Russia is free to supply gas to the Nabucco pipeline and countries participating in the project must accept it as a partner, the US special energy envoy said.

Richard Morningstar reiterated Washington’s opposition to the possible use of Iranian gas in the Nabucco pipeline, after Turkey said Iranian gas could be used in the project.

Transit agreements for the US-backed Nabucco pipeline are set to be signed in Ankara today by Turkey, Bulgaria, Romania, Hungary and Austria. Germany is also a partner in the project.

The EU has supported the project as a way of reducing its reliance on Russian gas, with possible suppliers for the 7.9 billion euro ($11 billion) project to include Iraq, Egypt, Iran, Azerbaijan, Russia and Turkmenistan.

“My understanding of the agreement is that 50% of the gas that will go into Nabucco is open for competition among any suppliers and Russia is certainly free to participate in that way to supply part of that 50%,” Morningstar told a panel interview.
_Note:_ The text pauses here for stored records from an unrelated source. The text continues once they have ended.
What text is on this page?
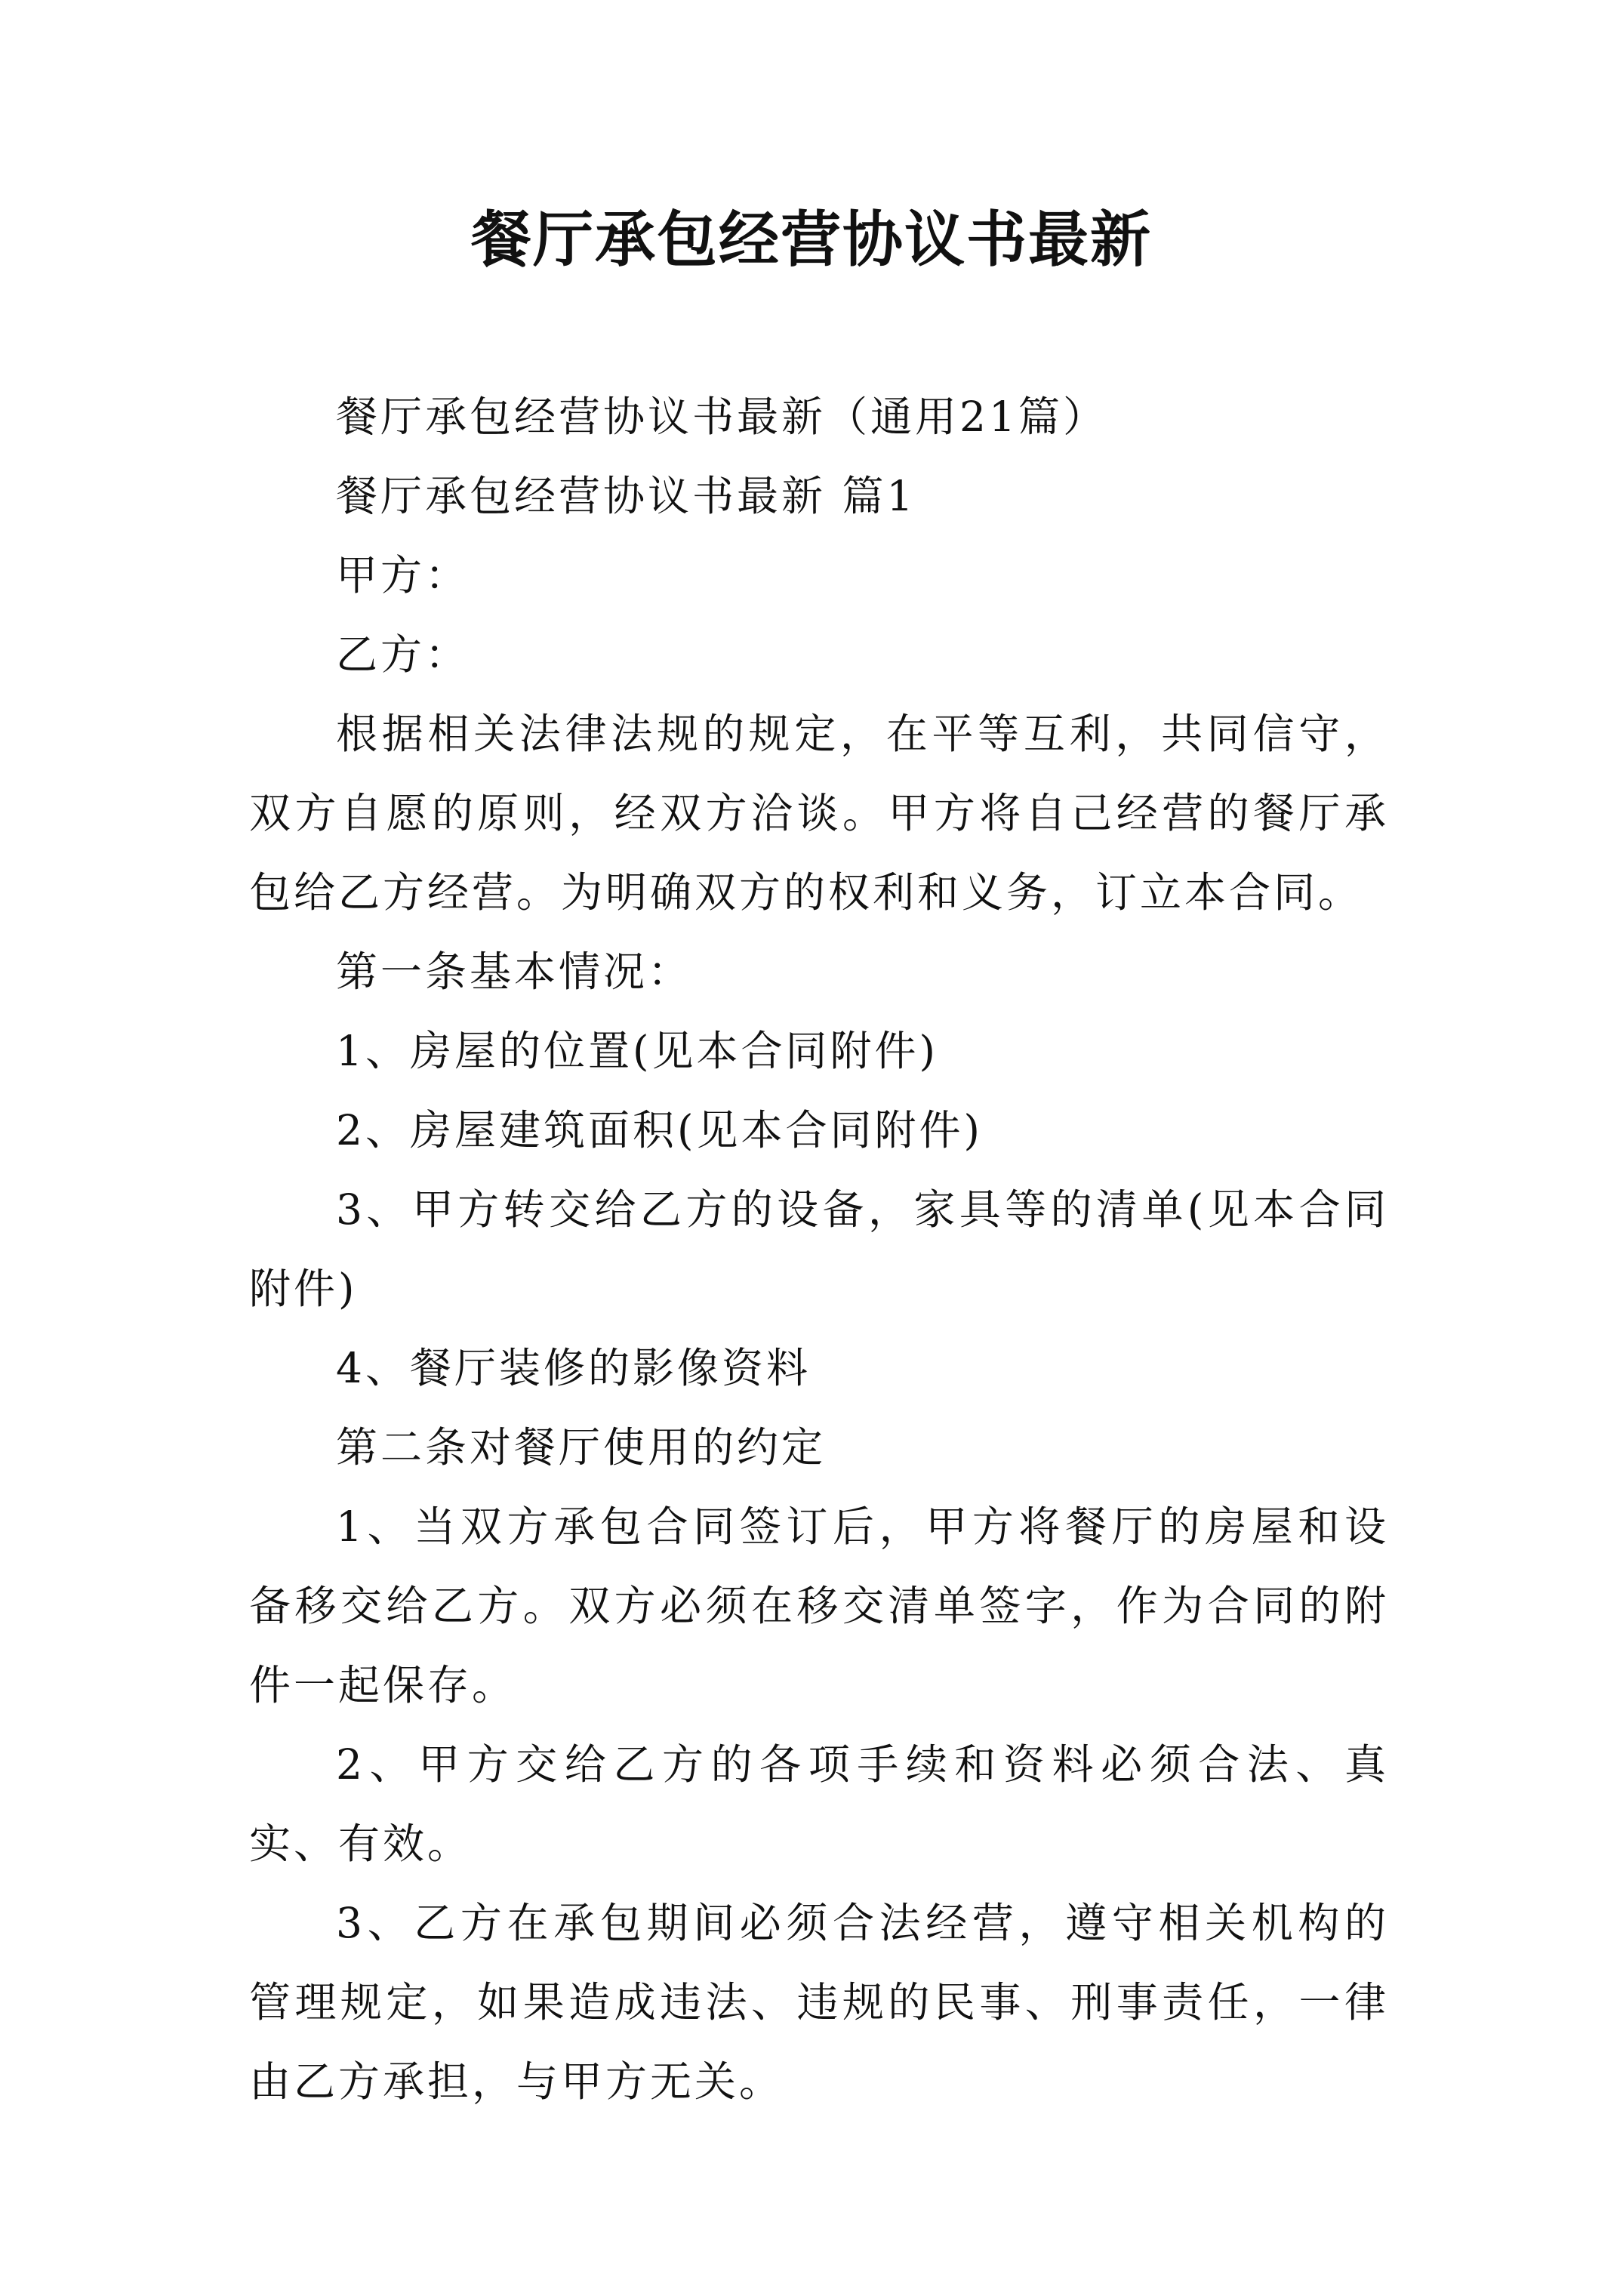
餐厅承包经营协议书最新

餐厅承包经营协议书最新（通用21篇）

餐厅承包经营协议书最新 篇1

甲方：

乙方：

根据相关法律法规的规定，在平等互利，共同信守，双方自愿的原则，经双方洽谈。甲方将自己经营的餐厅承包给乙方经营。为明确双方的权利和义务，订立本合同。

第一条基本情况：

1、房屋的位置(见本合同附件)

2、房屋建筑面积(见本合同附件)

3、甲方转交给乙方的设备，家具等的清单(见本合同附件)

4、餐厅装修的影像资料

第二条对餐厅使用的约定

1、当双方承包合同签订后，甲方将餐厅的房屋和设备移交给乙方。双方必须在移交清单签字，作为合同的附件一起保存。

2、甲方交给乙方的各项手续和资料必须合法、真实、有效。

3、乙方在承包期间必须合法经营，遵守相关机构的管理规定，如果造成违法、违规的民事、刑事责任，一律由乙方承担，与甲方无关。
Countries participating in the project should decide whether to accept Russia as a new partner to Nabucco, he said. Turkey’s Energy Minister Taner Yildiz told Reuters late on Saturday that Russia can join Nabucco if it sees it as profitable.
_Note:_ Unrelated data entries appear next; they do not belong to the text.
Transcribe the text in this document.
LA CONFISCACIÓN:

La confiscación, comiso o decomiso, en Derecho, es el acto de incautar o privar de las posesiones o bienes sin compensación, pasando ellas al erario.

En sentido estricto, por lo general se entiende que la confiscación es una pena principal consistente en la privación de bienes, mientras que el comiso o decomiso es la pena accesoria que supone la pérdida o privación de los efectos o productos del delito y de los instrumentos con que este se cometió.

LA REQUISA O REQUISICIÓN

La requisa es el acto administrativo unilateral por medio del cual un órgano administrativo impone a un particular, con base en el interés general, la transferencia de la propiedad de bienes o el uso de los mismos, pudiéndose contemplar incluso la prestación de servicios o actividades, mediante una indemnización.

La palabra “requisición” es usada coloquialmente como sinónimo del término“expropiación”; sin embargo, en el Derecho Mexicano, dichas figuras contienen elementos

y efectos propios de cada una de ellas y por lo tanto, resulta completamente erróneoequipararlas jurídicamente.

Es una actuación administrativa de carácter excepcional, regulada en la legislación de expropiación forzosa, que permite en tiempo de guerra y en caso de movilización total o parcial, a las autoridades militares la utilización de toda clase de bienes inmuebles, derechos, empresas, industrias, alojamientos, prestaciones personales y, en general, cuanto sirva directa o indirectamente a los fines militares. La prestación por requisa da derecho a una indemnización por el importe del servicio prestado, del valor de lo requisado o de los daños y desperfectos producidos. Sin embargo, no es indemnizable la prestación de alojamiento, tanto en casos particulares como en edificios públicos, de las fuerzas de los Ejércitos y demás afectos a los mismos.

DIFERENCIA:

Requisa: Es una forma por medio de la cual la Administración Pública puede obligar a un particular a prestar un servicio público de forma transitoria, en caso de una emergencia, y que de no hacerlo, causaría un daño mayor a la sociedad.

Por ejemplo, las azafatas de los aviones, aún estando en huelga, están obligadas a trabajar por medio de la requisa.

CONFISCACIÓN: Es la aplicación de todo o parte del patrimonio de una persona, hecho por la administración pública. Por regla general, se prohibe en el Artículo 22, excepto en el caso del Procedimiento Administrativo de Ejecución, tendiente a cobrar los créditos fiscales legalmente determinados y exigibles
The Nabucco project has been unable to find sufficient throughput for the 31 billion cubic metre pipeline, which is competing with the rival Russian-backed South Stream project to feed growing European gas consumption.

Morningstar reiterated US opposition to using Iranian gas a week after Turkish authorities mentioned the country as a possible supplier.
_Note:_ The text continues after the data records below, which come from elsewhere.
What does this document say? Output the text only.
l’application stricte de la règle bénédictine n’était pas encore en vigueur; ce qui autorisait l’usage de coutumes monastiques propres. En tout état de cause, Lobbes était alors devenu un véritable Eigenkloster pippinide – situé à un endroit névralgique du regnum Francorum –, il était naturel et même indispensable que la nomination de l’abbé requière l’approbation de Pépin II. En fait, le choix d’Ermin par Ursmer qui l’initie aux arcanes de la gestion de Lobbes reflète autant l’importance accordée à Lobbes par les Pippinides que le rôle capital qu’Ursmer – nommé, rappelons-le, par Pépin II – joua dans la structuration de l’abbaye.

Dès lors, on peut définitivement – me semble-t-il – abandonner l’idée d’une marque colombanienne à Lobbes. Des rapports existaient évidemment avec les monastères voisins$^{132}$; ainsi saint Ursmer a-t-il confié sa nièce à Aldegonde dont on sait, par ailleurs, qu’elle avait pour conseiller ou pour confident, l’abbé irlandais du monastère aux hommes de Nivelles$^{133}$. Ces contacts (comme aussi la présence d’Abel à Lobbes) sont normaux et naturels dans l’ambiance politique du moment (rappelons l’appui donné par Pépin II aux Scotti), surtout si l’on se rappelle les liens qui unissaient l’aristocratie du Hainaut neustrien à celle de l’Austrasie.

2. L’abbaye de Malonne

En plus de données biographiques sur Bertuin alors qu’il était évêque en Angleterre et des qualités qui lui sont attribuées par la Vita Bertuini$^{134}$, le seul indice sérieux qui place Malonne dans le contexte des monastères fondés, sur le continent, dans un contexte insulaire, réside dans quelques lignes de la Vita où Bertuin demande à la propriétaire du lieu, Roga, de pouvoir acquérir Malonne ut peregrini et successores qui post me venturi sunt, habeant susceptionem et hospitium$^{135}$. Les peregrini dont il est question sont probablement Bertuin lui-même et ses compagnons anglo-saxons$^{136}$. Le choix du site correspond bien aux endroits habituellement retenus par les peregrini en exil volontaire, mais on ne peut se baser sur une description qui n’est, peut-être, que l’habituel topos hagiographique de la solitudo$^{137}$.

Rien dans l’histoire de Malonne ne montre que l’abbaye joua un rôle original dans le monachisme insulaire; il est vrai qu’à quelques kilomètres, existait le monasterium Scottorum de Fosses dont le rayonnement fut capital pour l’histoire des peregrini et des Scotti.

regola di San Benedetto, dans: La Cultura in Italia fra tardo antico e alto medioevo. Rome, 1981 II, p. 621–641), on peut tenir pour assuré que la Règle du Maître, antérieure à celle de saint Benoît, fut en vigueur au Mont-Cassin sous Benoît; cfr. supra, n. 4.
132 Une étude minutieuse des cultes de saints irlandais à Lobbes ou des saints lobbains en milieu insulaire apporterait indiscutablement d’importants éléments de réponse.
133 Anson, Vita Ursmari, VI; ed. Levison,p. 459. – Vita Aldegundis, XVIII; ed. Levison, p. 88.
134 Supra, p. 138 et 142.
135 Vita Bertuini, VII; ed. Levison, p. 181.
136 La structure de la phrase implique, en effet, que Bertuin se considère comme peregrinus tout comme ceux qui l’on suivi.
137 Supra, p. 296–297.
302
“With respect to Iran, our position is very clear. We do not think that Iran should participate at this point,” he said.

Iran has the world’s second largest gas reserves, almost 16% of the world’s total, but has no major net exports, partly because US and UN sanctions have deterred investments by Western companies.

“The US has tried to engage Iran in the discussions as to our relationship and on all issues including the nuclear issue, but that offer of engagament has not been reciprocated at this point,” Reuters reported Morningstar saying.